Tuesday, March 26, 2013

Historical Fiction - not Biography

Title: The Paris Wife
Author: Paula McLain
Pages: 320
Publisher: Ballantine Books
ISBN: 0345521315

This is clearly a book club type book – written to generate discussion between women about the value of marriage, the importance of trust and respect in a relationship, and when to call it quits. 

I struggled at first to connect with the main character, Hadley Richardson, who became Ernest Hemingway's first wife, known as the Paris wife because that is where they lived for most of their marriage. This is not a biography of Hadley, but rather it is classified as a historical fiction. The author researched Hadley's life, read the letters between Hadley and Hemingway, and then imagined what their lives together might have been like. Hadley is portrayed as mousy, insecure and struggling to fine her own purpose in life. She is totally dedicated to Hemingway's career, but doesn't feel like she fits into his circle of friends. After losing Hemingway's packet of written stories, the bond between them is broken, as Hemingway no longer trusts Hadley, and the rest of the book is the slow moving train wreck of their marriage, as Hemingway has an affair with a mutual friend, who eventually becomes his second wife. 
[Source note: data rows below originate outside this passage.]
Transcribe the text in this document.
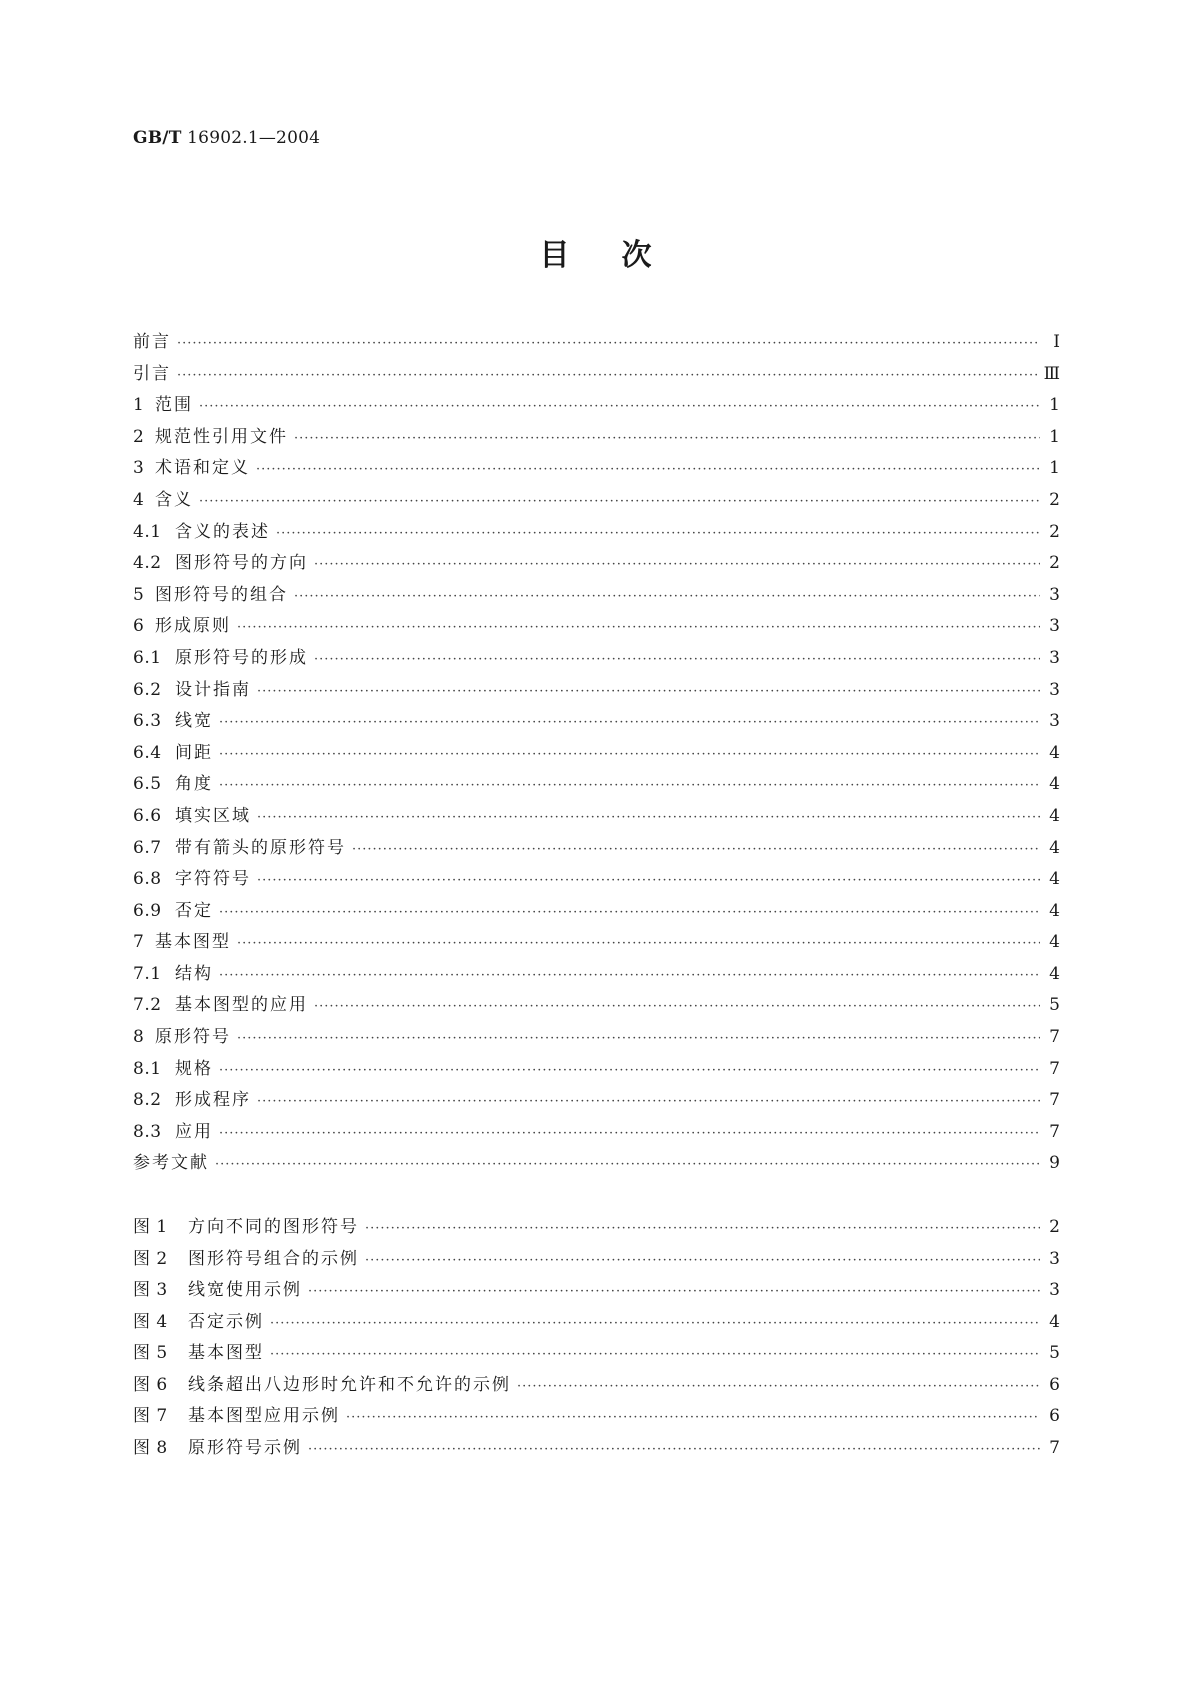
GB/T 16902.1—2004
目次
前言 ·····	Ⅰ
引言 ·····	Ⅲ
1 范围 ·····	1
2 规范性引用文件 ·····	1
3 术语和定义 ·····	1
4 含义 ·····	2
4.1 含义的表述 ·····	2
4.2 图形符号的方向 ·····	2
5 图形符号的组合 ·····	3
6 形成原则 ·····	3
6.1 原形符号的形成 ·····	3
6.2 设计指南 ·····	3
6.3 线宽 ·····	3
6.4 间距 ·····	4
6.5 角度 ·····	4
6.6 填实区域 ·····	4
6.7 带有箭头的原形符号 ·····	4
6.8 字符符号 ·····	4
6.9 否定 ·····	4
7 基本图型 ·····	4
7.1 结构 ·····	4
7.2 基本图型的应用 ·····	5
8 原形符号 ·····	7
8.1 规格 ·····	7
8.2 形成程序 ·····	7
8.3 应用 ·····	7
参考文献 ·····	9
图 1	方向不同的图形符号 ·····	2
图 2	图形符号组合的示例 ·····	3
图 3	线宽使用示例 ·····	3
图 4	否定示例 ·····	4
图 5	基本图型 ·····	5
图 6	线条超出八边形时允许和不允许的示例 ·····	6
图 7	基本图型应用示例 ·····	6
图 8	原形符号示例 ·····	7
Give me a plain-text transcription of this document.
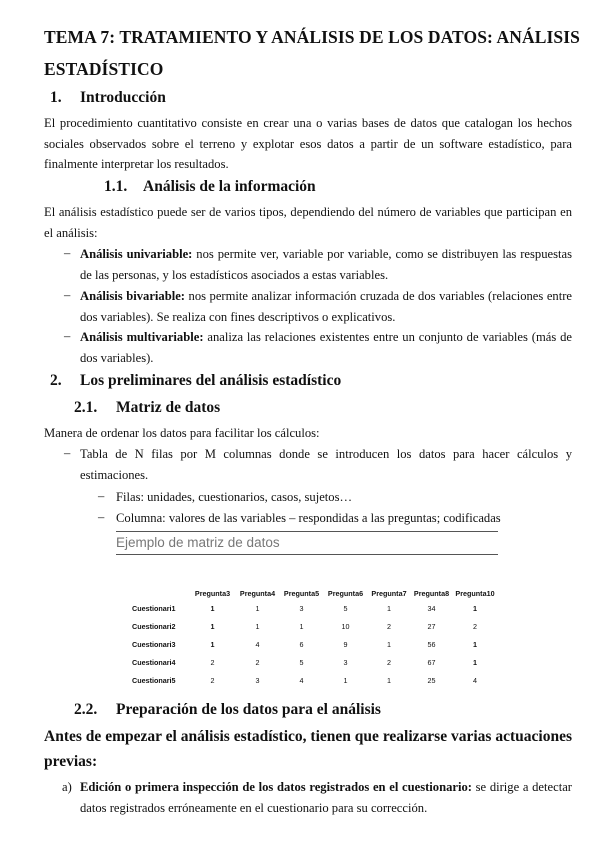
TEMA 7: TRATAMIENTO Y ANÁLISIS DE LOS DATOS: ANÁLISIS
ESTADÍSTICO
1. Introducción
El procedimiento cuantitativo consiste en crear una o varias bases de datos que catalogan los hechos sociales observados sobre el terreno y explotar esos datos a partir de un software estadístico, para finalmente interpretar los resultados.
1.1. Análisis de la información
El análisis estadístico puede ser de varios tipos, dependiendo del número de variables que participan en el análisis:
– Análisis univariable: nos permite ver, variable por variable, como se distribuyen las respuestas de las personas, y los estadísticos asociados a estas variables.
– Análisis bivariable: nos permite analizar información cruzada de dos variables (relaciones entre dos variables). Se realiza con fines descriptivos o explicativos.
– Análisis multivariable: analiza las relaciones existentes entre un conjunto de variables (más de dos variables).
2. Los preliminares del análisis estadístico
2.1. Matriz de datos
Manera de ordenar los datos para facilitar los cálculos:
– Tabla de N filas por M columnas donde se introducen los datos para hacer cálculos y estimaciones.
– Filas: unidades, cuestionarios, casos, sujetos…
– Columna: valores de las variables – respondidas a las preguntas; codificadas
Ejemplo de matriz de datos
	Pregunta3	Pregunta4	Pregunta5	Pregunta6	Pregunta7	Pregunta8	Pregunta10
Cuestionari1	1	1	3	5	1	34	1
Cuestionari2	1	1	1	10	2	27	2
Cuestionari3	1	4	6	9	1	56	1
Cuestionari4	2	2	5	3	2	67	1
Cuestionari5	2	3	4	1	1	25	4
2.2. Preparación de los datos para el análisis
Antes de empezar el análisis estadístico, tienen que realizarse varias actuaciones previas:
a) Edición o primera inspección de los datos registrados en el cuestionario: se dirige a detectar datos registrados erróneamente en el cuestionario para su corrección.
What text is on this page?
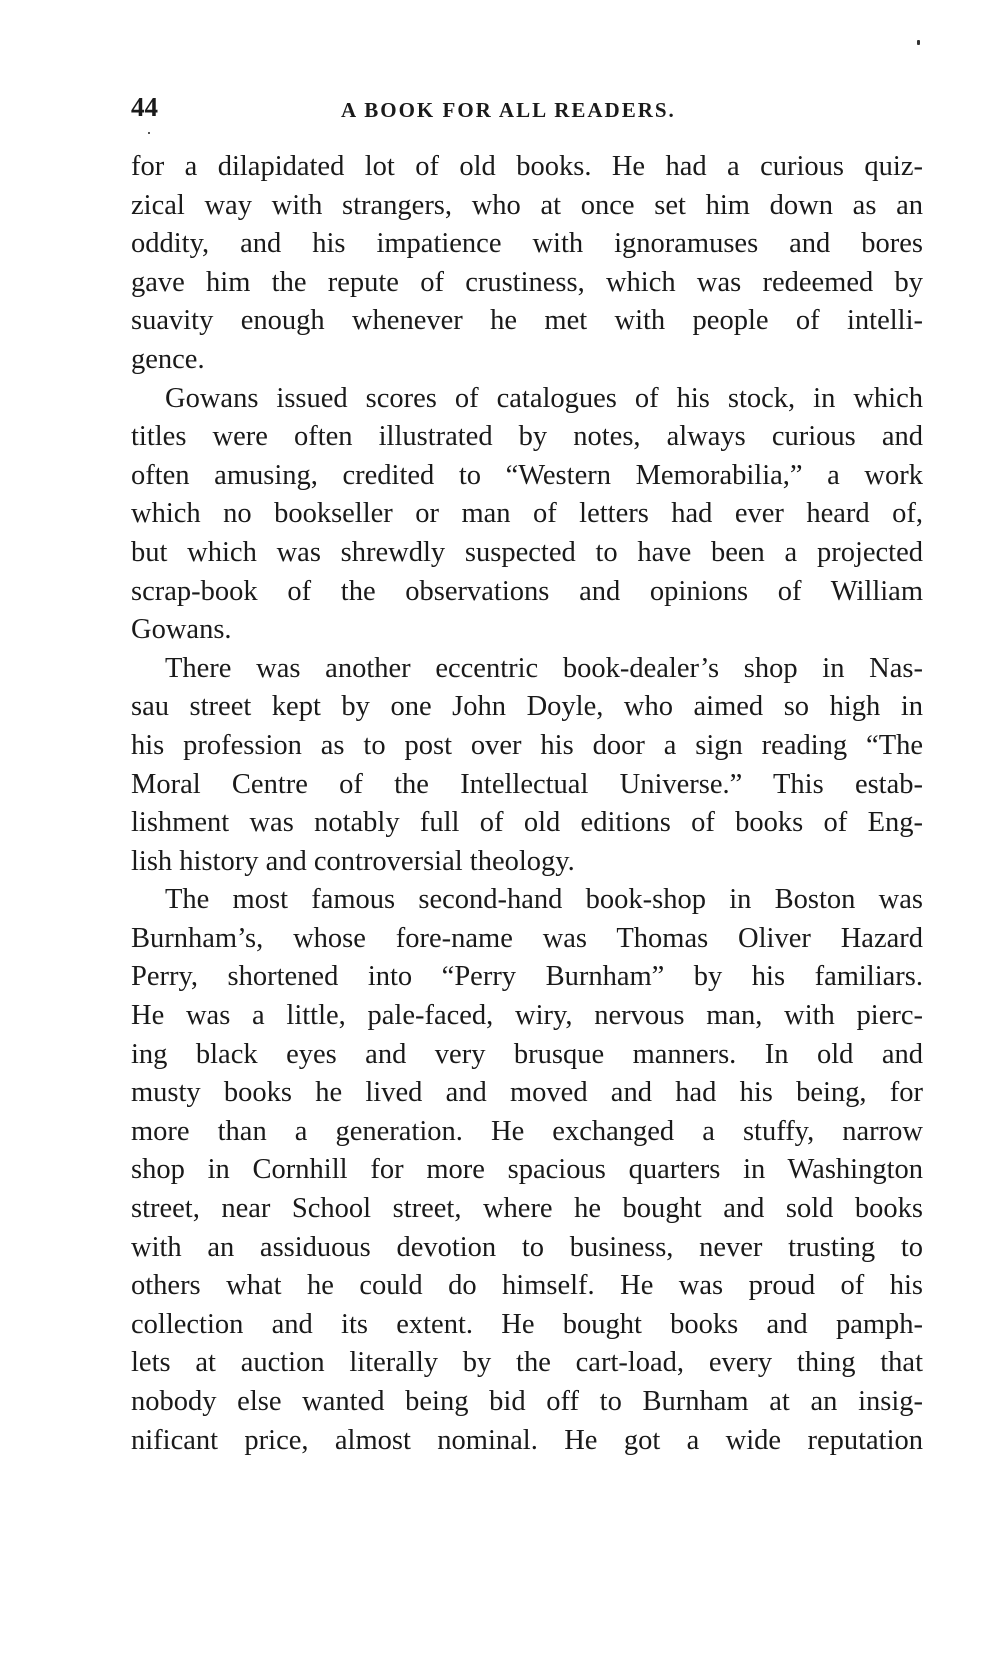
44	A BOOK FOR ALL READERS.

for a dilapidated lot of old books. He had a curious quiz-
zical way with strangers, who at once set him down as an
oddity, and his impatience with ignoramuses and bores
gave him the repute of crustiness, which was redeemed by
suavity enough whenever he met with people of intelli-
gence.

Gowans issued scores of catalogues of his stock, in which
titles were often illustrated by notes, always curious and
often amusing, credited to “Western Memorabilia,” a work
which no bookseller or man of letters had ever heard of,
but which was shrewdly suspected to have been a projected
scrap-book of the observations and opinions of William
Gowans.

There was another eccentric book-dealer’s shop in Nas-
sau street kept by one John Doyle, who aimed so high in
his profession as to post over his door a sign reading “The
Moral Centre of the Intellectual Universe.” This estab-
lishment was notably full of old editions of books of Eng-
lish history and controversial theology.

The most famous second-hand book-shop in Boston was
Burnham’s, whose fore-name was Thomas Oliver Hazard
Perry, shortened into “Perry Burnham” by his familiars.
He was a little, pale-faced, wiry, nervous man, with pierc-
ing black eyes and very brusque manners. In old and
musty books he lived and moved and had his being, for
more than a generation. He exchanged a stuffy, narrow
shop in Cornhill for more spacious quarters in Washington
street, near School street, where he bought and sold books
with an assiduous devotion to business, never trusting to
others what he could do himself. He was proud of his
collection and its extent. He bought books and pamph-
lets at auction literally by the cart-load, every thing that
nobody else wanted being bid off to Burnham at an insig-
nificant price, almost nominal. He got a wide reputation
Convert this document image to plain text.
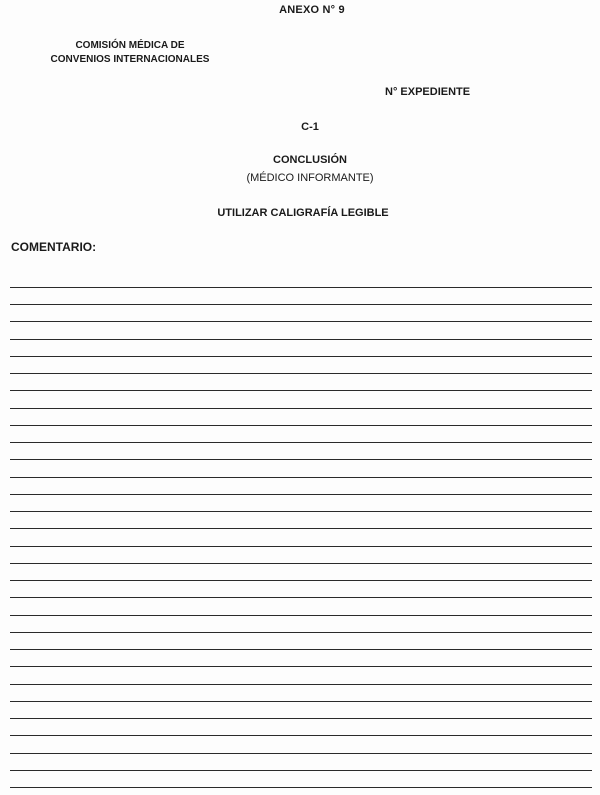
ANEXO N° 9
COMISIÓN MÉDICA DE
CONVENIOS INTERNACIONALES
N° EXPEDIENTE
C-1
CONCLUSIÓN
(MÉDICO INFORMANTE)
UTILIZAR CALIGRAFÍA LEGIBLE
COMENTARIO:
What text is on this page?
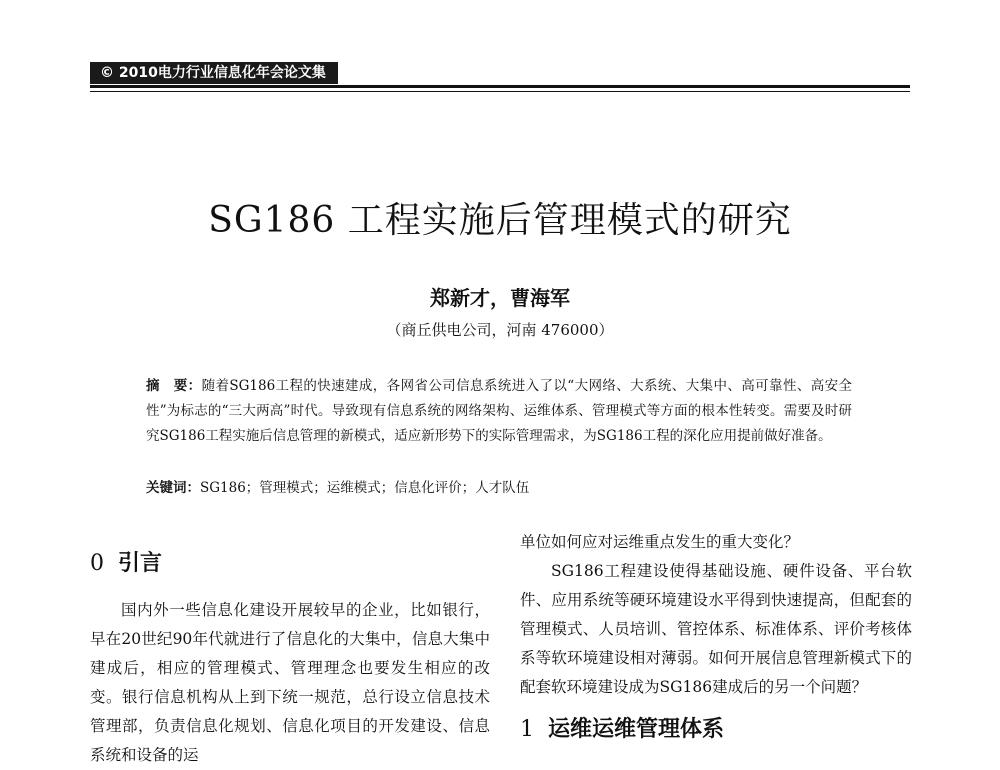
© 2010电力行业信息化年会论文集
SG186 工程实施后管理模式的研究
郑新才，曹海军
（商丘供电公司，河南 476000）

摘　要：随着SG186工程的快速建成，各网省公司信息系统进入了以“大网络、大系统、大集中、高可靠性、高安全性”为标志的“三大两高”时代。导致现有信息系统的网络架构、运维体系、管理模式等方面的根本性转变。需要及时研究SG186工程实施后信息管理的新模式，适应新形势下的实际管理需求，为SG186工程的深化应用提前做好准备。

关键词：SG186；管理模式；运维模式；信息化评价；人才队伍

0 引言

国内外一些信息化建设开展较早的企业，比如银行，早在20世纪90年代就进行了信息化的大集中，信息大集中建成后，相应的管理模式、管理理念也要发生相应的改变。银行信息机构从上到下统一规范，总行设立信息技术管理部，负责信息化规划、信息化项目的开发建设、信息系统和设备的运

单位如何应对运维重点发生的重大变化？

SG186工程建设使得基础设施、硬件设备、平台软件、应用系统等硬环境建设水平得到快速提高，但配套的管理模式、人员培训、管控体系、标准体系、评价考核体系等软环境建设相对薄弱。如何开展信息管理新模式下的配套软环境建设成为SG186建成后的另一个问题？

1 运维运维管理体系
 I guess people speculate about Hemingway's true feelings and regret about Hadley, because his last story before he died was in tribute to her. The story also explores the difficulties Hemingway had as revolutionary writer.There is a brief explanation from the author about why and how she wrote the book along with a list of book club questions.  In many ways, I found Hadley much like Bella (in the Twilight series - yes I read it, I'm a middle school teacher).  Both were in love with volatile men, didn't understand their effect on people, and didn't feel worthy of being with the men or included in their circles. (And both are whiny.)  However, from reading this book, I am more interested in learning about the real Hadley and hope to pick up some of the real biographies to see how close the historically documented one is to the fictional one.